Newsletter and commercial prospecting: rigorous opt-in
The sending of newsletters and promotional emails falls under article L.34-5 of the Postal and Electronic Communications Code, transposing the ePrivacy directive. The principle is that of explicit prior opt-in for individual prospects (B2C). A notable exception exists for customers who have already made a purchase: prospecting is authorized for similar products or services, provided that they were informed during collection and can object to each shipment.
Concretely, the box “I would like to receive commercial offers from [brand]” must be unchecked by default and distinct from acceptance of the T&Cs. Each email must include a working one-click unsubscribe link, the identity of the sender and a valid contact address.
Securing payment data
The processing of banking data falls under both the GDPR (article 32 on security) and the PCI-DSS standard (Payment Card Industry Data Security Standard). E-merchants should favor tokenization via a PCI-DSS level 1 certified payment service provider (PSP), thus avoiding the direct storage of card numbers. Strong authentication (3D Secure v2) has been mandatory since May 15, 2021 in application of the DSP2 directive.

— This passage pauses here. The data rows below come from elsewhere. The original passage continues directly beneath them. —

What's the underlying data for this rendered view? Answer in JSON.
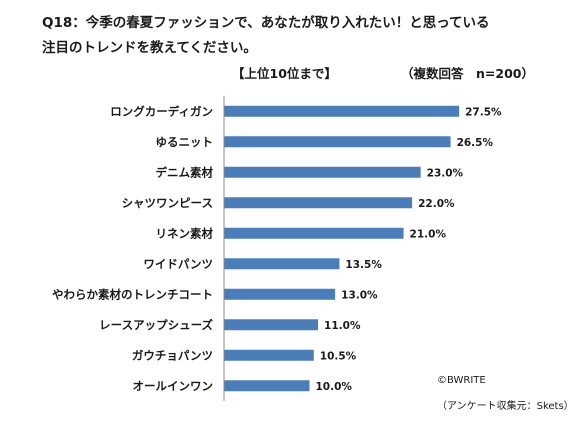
{
  "question": {
    "line1": "Q18：今季の春夏ファッションで、あなたが取り入れたい！と思っている",
    "line2": "注目のトレンドを教えてください。"
  },
  "subtitle": "【上位10位まで】",
  "note": "（複数回答　n=200）",
  "credits": {
    "copyright": "©BWRITE",
    "source": "（アンケート収集元：Skets）"
  },
  "colors": {
    "bar": "#4a7ebb",
    "axis": "#888888",
    "text": "#1a1a1a"
  },
  "chart_data": {
    "type": "bar",
    "orientation": "horizontal",
    "title": "",
    "xlabel": "",
    "ylabel": "",
    "grid": false,
    "legend": "none",
    "categories": [
      "ロングカーディガン",
      "ゆるニット",
      "デニム素材",
      "シャツワンピース",
      "リネン素材",
      "ワイドパンツ",
      "やわらか素材のトレンチコート",
      "レースアップシューズ",
      "ガウチョパンツ",
      "オールインワン"
    ],
    "values": [
      27.5,
      26.5,
      23.0,
      22.0,
      21.0,
      13.5,
      13.0,
      11.0,
      10.5,
      10.0
    ],
    "value_labels": [
      "27.5%",
      "26.5%",
      "23.0%",
      "22.0%",
      "21.0%",
      "13.5%",
      "13.0%",
      "11.0%",
      "10.5%",
      "10.0%"
    ],
    "unit": "%",
    "xlim": [
      0,
      30
    ]
  }
}
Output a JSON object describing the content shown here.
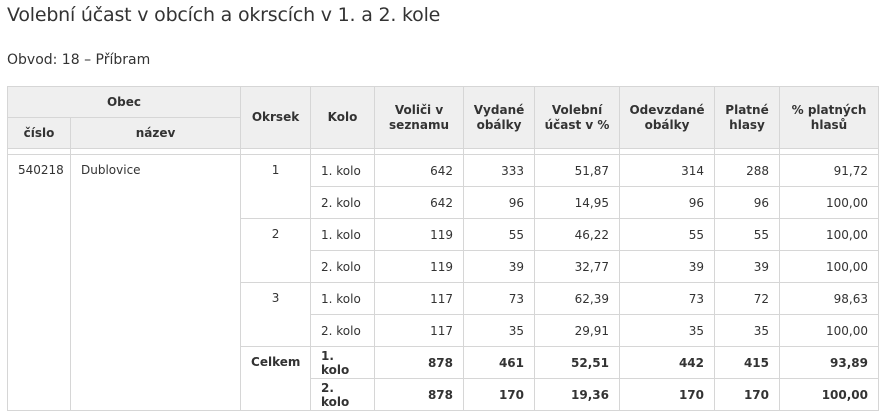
{
  "title": "Volební účast v obcích a okrscích v 1. a 2. kole",
  "subtitle": "Obvod: 18 – Příbram",
  "headers": {
    "obec": "Obec",
    "cislo": "číslo",
    "nazev": "název",
    "okrsek": "Okrsek",
    "kolo": "Kolo",
    "volici": "Voliči v seznamu",
    "vydane": "Vydané obálky",
    "ucast": "Volební účast v %",
    "odevzdane": "Odevzdané obálky",
    "platne": "Platné hlasy",
    "pct_platnych": "% platných hlasů"
  },
  "obec": {
    "cislo": "540218",
    "nazev": "Dublovice"
  },
  "rows": [
    {
      "okrsek": "1",
      "kolo": "1. kolo",
      "volici": "642",
      "vydane": "333",
      "ucast": "51,87",
      "odevzdane": "314",
      "platne": "288",
      "pct": "91,72"
    },
    {
      "okrsek": "",
      "kolo": "2. kolo",
      "volici": "642",
      "vydane": "96",
      "ucast": "14,95",
      "odevzdane": "96",
      "platne": "96",
      "pct": "100,00"
    },
    {
      "okrsek": "2",
      "kolo": "1. kolo",
      "volici": "119",
      "vydane": "55",
      "ucast": "46,22",
      "odevzdane": "55",
      "platne": "55",
      "pct": "100,00"
    },
    {
      "okrsek": "",
      "kolo": "2. kolo",
      "volici": "119",
      "vydane": "39",
      "ucast": "32,77",
      "odevzdane": "39",
      "platne": "39",
      "pct": "100,00"
    },
    {
      "okrsek": "3",
      "kolo": "1. kolo",
      "volici": "117",
      "vydane": "73",
      "ucast": "62,39",
      "odevzdane": "73",
      "platne": "72",
      "pct": "98,63"
    },
    {
      "okrsek": "",
      "kolo": "2. kolo",
      "volici": "117",
      "vydane": "35",
      "ucast": "29,91",
      "odevzdane": "35",
      "platne": "35",
      "pct": "100,00"
    },
    {
      "okrsek": "Celkem",
      "kolo": "1. kolo",
      "volici": "878",
      "vydane": "461",
      "ucast": "52,51",
      "odevzdane": "442",
      "platne": "415",
      "pct": "93,89"
    },
    {
      "okrsek": "",
      "kolo": "2. kolo",
      "volici": "878",
      "vydane": "170",
      "ucast": "19,36",
      "odevzdane": "170",
      "platne": "170",
      "pct": "100,00"
    }
  ]
}
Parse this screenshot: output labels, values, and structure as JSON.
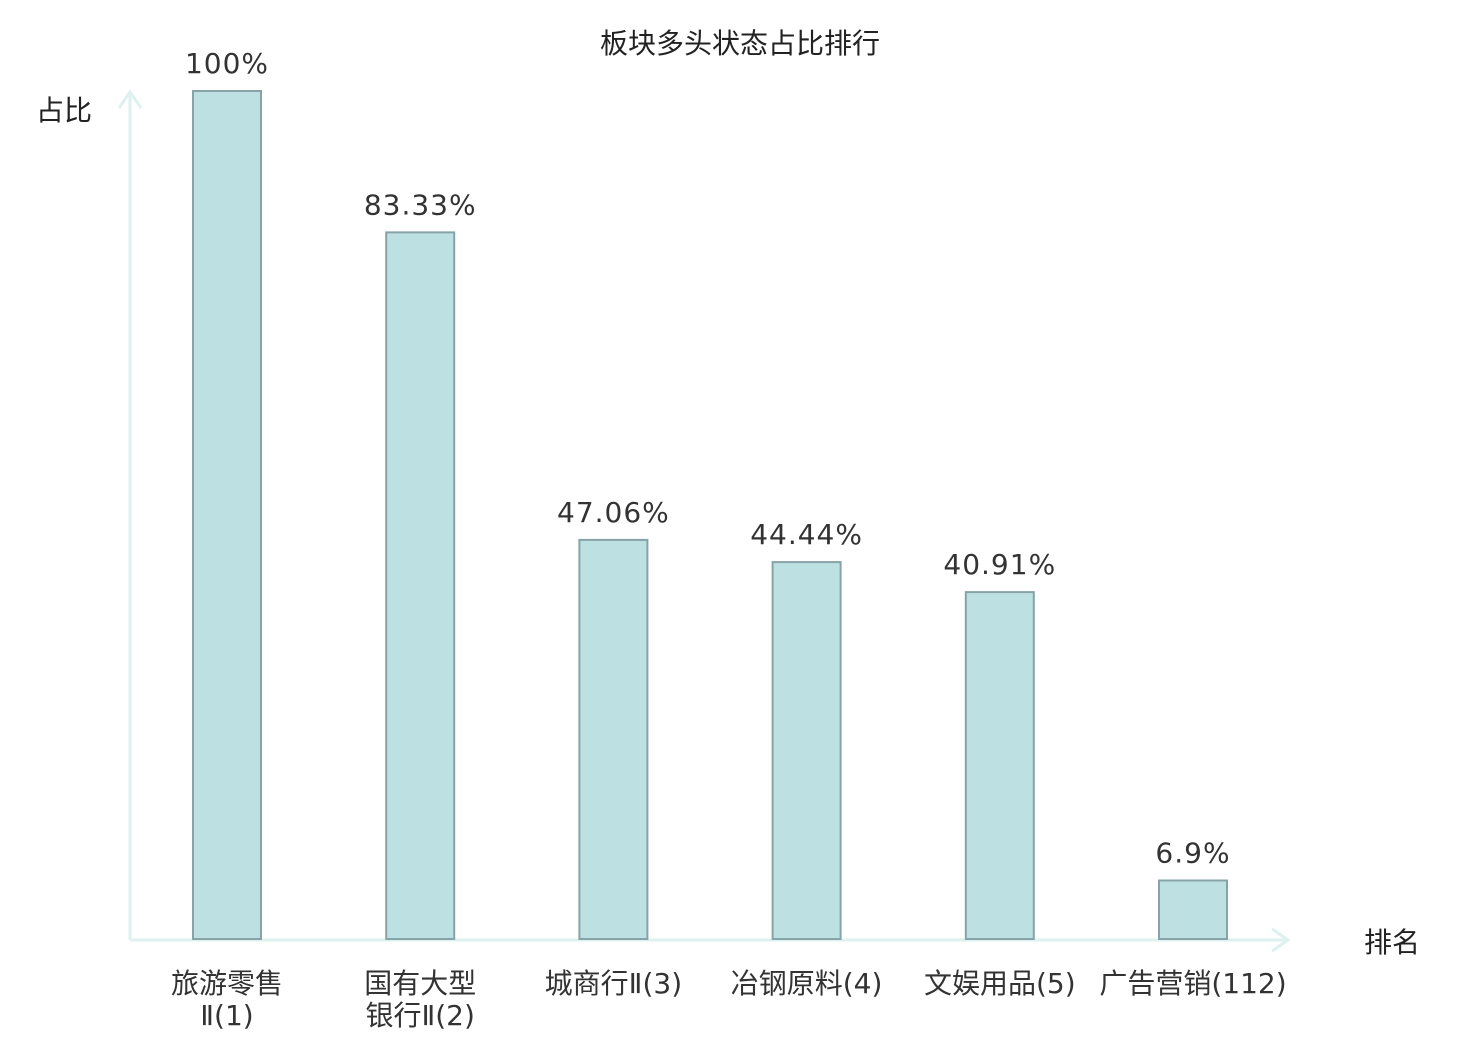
{
  "chart_data": {
    "type": "bar",
    "title": "板块多头状态占比排行",
    "ylabel": "占比",
    "xlabel": "排名",
    "ylim": [
      0,
      100
    ],
    "grid": false,
    "categories": [
      {
        "lines": [
          "旅游零售",
          "Ⅱ(1)"
        ],
        "highlight": false
      },
      {
        "lines": [
          "国有大型",
          "银行Ⅱ(2)"
        ],
        "highlight": false
      },
      {
        "lines": [
          "城商行Ⅱ(3)"
        ],
        "highlight": false
      },
      {
        "lines": [
          "冶钢原料(4)"
        ],
        "highlight": false
      },
      {
        "lines": [
          "文娱用品(5)"
        ],
        "highlight": false
      },
      {
        "lines": [
          "广告营销(112)"
        ],
        "highlight": true
      }
    ],
    "values": [
      100,
      83.33,
      47.06,
      44.44,
      40.91,
      6.9
    ],
    "value_labels": [
      "100%",
      "83.33%",
      "47.06%",
      "44.44%",
      "40.91%",
      "6.9%"
    ],
    "colors": {
      "bar_fill": "#bde0e3",
      "bar_stroke": "#86a4a8",
      "axis": "#ddf2ef",
      "highlight_text": "#e8150f",
      "text": "#333333"
    }
  }
}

Keeping the visual cryptogram (CVV) is strictly prohibited after the transaction. Card numbers can only be kept with express consent to facilitate subsequent purchases (CNIL deliberation no. 2018-303).
Conclusion
GDPR compliance in e-commerce is not just a legal checklist: it structures the entire digital customer relationship. Between granular consent, cookie management, rigor in prospecting and secure payments, e-retailers must adopt a “privacy by design” approach when designing their journeys. This approach, far from being a commercial obstacle, becomes a differentiating argument in a market where digital trust conditions the conversion rate and loyalty.